Encore (17 novembre), Sarah Schlitz (Ecolo), secrétaire d’État à l’Égalité des chances, déclare que sur les questions de genre, la lutte contre les violences sexuelles est un « élément central, hyperpartagé par nos partenaires » (politiques) ; la méthode du salami, c’est peu rassurant. La gazette commente aussi que l’intéressée « a choisi de s’entourer d’une experte rodée [à la] lutte pour les droits des femmes » ; quelle pieuvre !

Ça tombe dru

  • Le 3 novembre (23 h.15), retransmise par la RTBF-Radio, la présentatrice de France 2 : « Nous voici à l’aube de cette nuit américaine » (celle des résultats des élections). Saleté de décalage horaire !

  • Dans Le Soir (7-8 novembre), « Les chasseurs ont le vague à l’âme » (et dans la mire aussi ?) car les restaurants sont reconfinés alors qu’avec la fin de la peste porcine, « Le gibier commençait à reprendre des couleurs ». Ce qui facilite les tirs.

  • Itou (12 novembre), la dépêche Belga sur la cérémonie (si l’on peut dire) à la colonne du Congrès : « … avant que le Roi rallume la flamme éternelle ». Un plombier thaumaturge.

  • Justement(14-15 novembre), la nécrologie : « En raison des mesures sanitaires, l’incinération a eu lieu dans la plus stricte intimité ». Pourtant les feux de jardin sont prohibés ? (oui, je l’ai déjà faite, dans le n° 388, p. 47).

  • Elle (éd. France, 6 novembre), l’acteur belge Stéphane De Groodt dit beaucoup travailler : « Comme si j’étais à vélo, il est impératif de pédaler, sinon je tombe. Cela me vient de mon ancienne vie de coureur automobile ». Il a bien fait d’y renoncer.

  • Dans le même numéro, l’éditorialiste s’indigne de voir le reconfinement français frapper les librairies : « Les livres sont considérés à peu près comme des tongs ! Une situation (…) illisible ». Exact.

  • À l’émission Un jour dans l’histoire de la RTBF Radio (17 novembre, 14 h.), l’animateur : « Géricault s’obstine à peindre ‘ Le radeau de la Méduse ‘ contre vents et marées ». Et sans dérive

  • Et à Entrez sans frapper de la même station (19 novembre, 12 h.), une chroniqueuse : « La comtesse de Ségur fustige les châtiments corporels ». Sado-maso, Sofia Rostoptchina ?

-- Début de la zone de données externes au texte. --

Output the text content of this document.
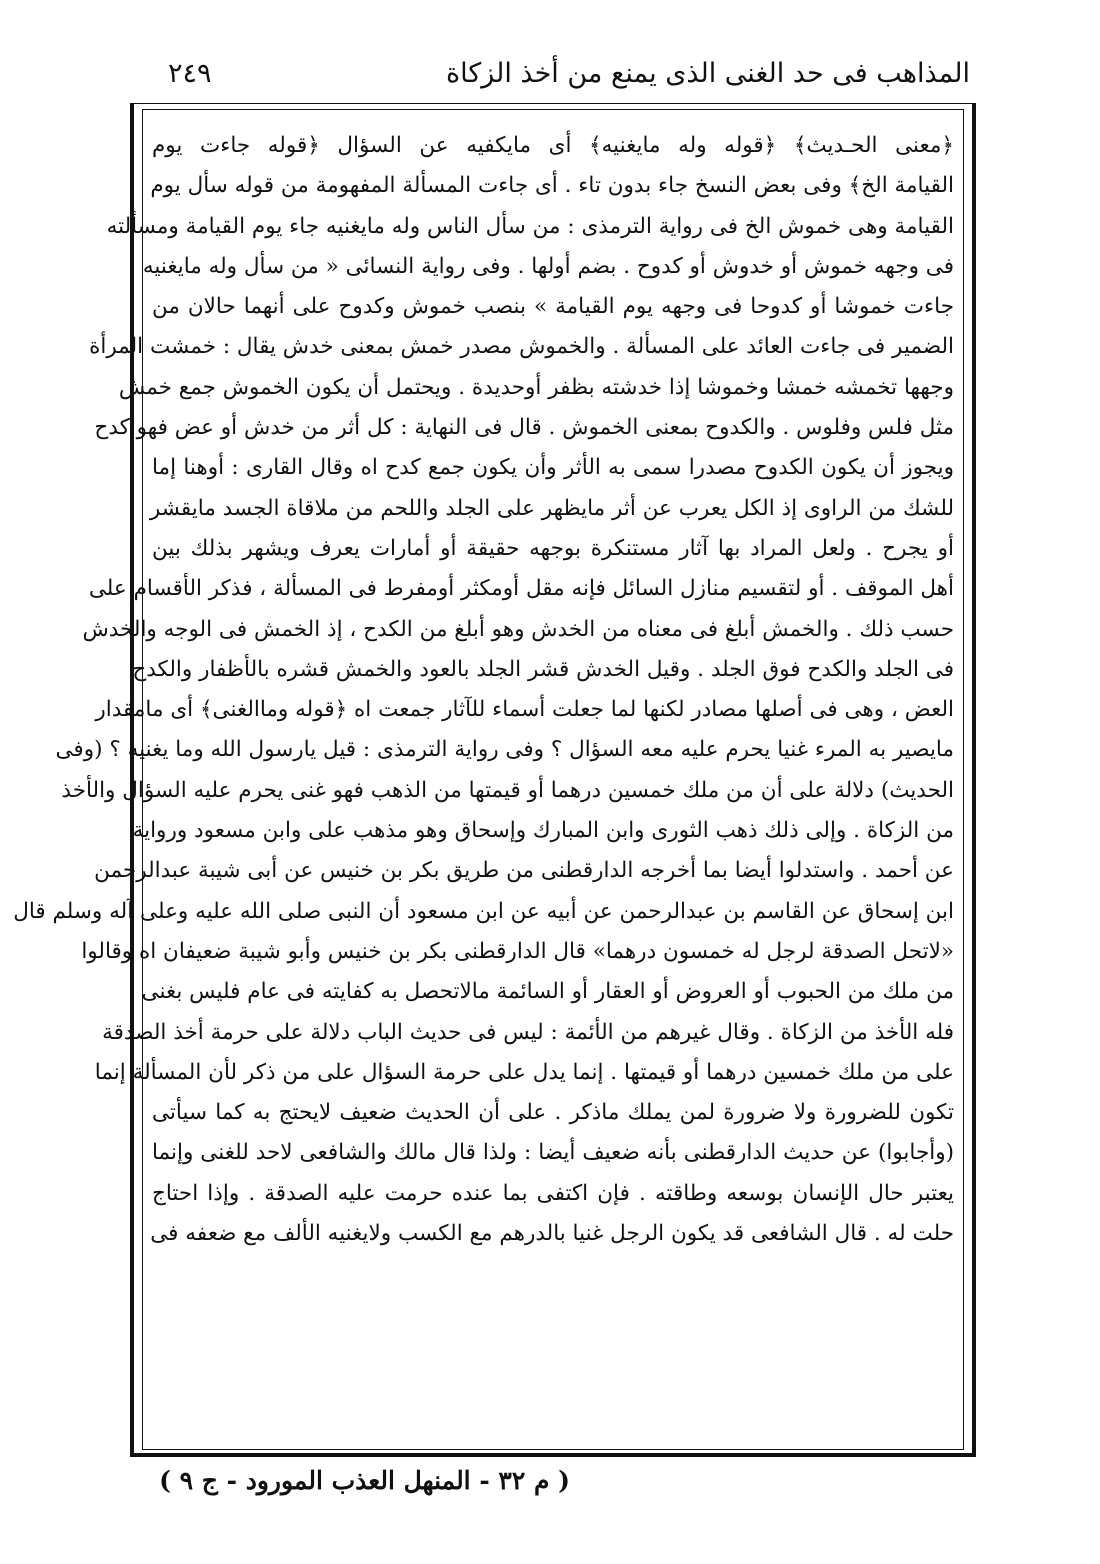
المذاهب فى حد الغنى الذى يمنع من أخذ الزكاة
٢٤٩
﴿معنى الحـديث﴾ ﴿قوله وله مايغنيه﴾ أى مايكفيه عن السؤال ﴿قوله جاءت يوم
القيامة الخ﴾ وفى بعض النسخ جاء بدون تاء . أى جاءت المسألة المفهومة من قوله سأل يوم
القيامة وهى خموش الخ فى رواية الترمذى : من سأل الناس وله مايغنيه جاء يوم القيامة ومسألته
فى وجهه خموش أو خدوش أو كدوح . بضم أولها . وفى رواية النسائى « من سأل وله مايغنيه
جاءت خموشا أو كدوحا فى وجهه يوم القيامة » بنصب خموش وكدوح على أنهما حالان من
الضمير فى جاءت العائد على المسألة . والخموش مصدر خمش بمعنى خدش يقال : خمشت المرأة
وجهها تخمشه خمشا وخموشا إذا خدشته بظفر أوحديدة . ويحتمل أن يكون الخموش جمع خمش
مثل فلس وفلوس . والكدوح بمعنى الخموش . قال فى النهاية : كل أثر من خدش أو عض فهو كدح
ويجوز أن يكون الكدوح مصدرا سمى به الأثر وأن يكون جمع كدح اه وقال القارى : أوهنا إما
للشك من الراوى إذ الكل يعرب عن أثر مايظهر على الجلد واللحم من ملاقاة الجسد مايقشر
أو يجرح . ولعل المراد بها آثار مستنكرة بوجهه حقيقة أو أمارات يعرف ويشهر بذلك بين
أهل الموقف . أو لتقسيم منازل السائل فإنه مقل أومكثر أومفرط فى المسألة ، فذكر الأقسام على
حسب ذلك . والخمش أبلغ فى معناه من الخدش وهو أبلغ من الكدح ، إذ الخمش فى الوجه والخدش
فى الجلد والكدح فوق الجلد . وقيل الخدش قشر الجلد بالعود والخمش قشره بالأظفار والكدح
العض ، وهى فى أصلها مصادر لكنها لما جعلت أسماء للآثار جمعت اه ﴿قوله وماالغنى﴾ أى مامقدار
مايصير به المرء غنيا يحرم عليه معه السؤال ؟ وفى رواية الترمذى : قيل يارسول الله وما يغنيه ؟ (وفى
الحديث) دلالة على أن من ملك خمسين درهما أو قيمتها من الذهب فهو غنى يحرم عليه السؤال والأخذ
من الزكاة . وإلى ذلك ذهب الثورى وابن المبارك وإسحاق وهو مذهب على وابن مسعود ورواية
عن أحمد . واستدلوا أيضا بما أخرجه الدارقطنى من طريق بكر بن خنيس عن أبى شيبة عبدالرحمن
ابن إسحاق عن القاسم بن عبدالرحمن عن أبيه عن ابن مسعود أن النبى صلى الله عليه وعلى آله وسلم قال
«لاتحل الصدقة لرجل له خمسون درهما» قال الدارقطنى بكر بن خنيس وأبو شيبة ضعيفان اه وقالوا
من ملك من الحبوب أو العروض أو العقار أو السائمة مالاتحصل به كفايته فى عام فليس بغنى
فله الأخذ من الزكاة . وقال غيرهم من الأئمة : ليس فى حديث الباب دلالة على حرمة أخذ الصدقة
على من ملك خمسين درهما أو قيمتها . إنما يدل على حرمة السؤال على من ذكر لأن المسألة إنما
تكون للضرورة ولا ضرورة لمن يملك ماذكر . على أن الحديث ضعيف لايحتج به كما سيأتى
(وأجابوا) عن حديث الدارقطنى بأنه ضعيف أيضا : ولذا قال مالك والشافعى لاحد للغنى وإنما
يعتبر حال الإنسان بوسعه وطاقته . فإن اكتفى بما عنده حرمت عليه الصدقة . وإذا احتاج
حلت له . قال الشافعى قد يكون الرجل غنيا بالدرهم مع الكسب ولايغنيه الألف مع ضعفه فى
( م ٣٢ - المنهل العذب المورود - ج ٩ )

  • Encore, au Journal parlé (19 novembre, 19 h.) : « Les bébés pourront continuer à naître à la maternité d’Auvelais ». Sinon, ils auraient dû arrêter et faire autre chose.

  • La couverture du J.D.J. n° 398 (octobre) : « Scolarisation des sans papier ». De Charybde en Scylla, puisque les élèves dénoncent sans cesse la pénurie de cet article dans les toilettes.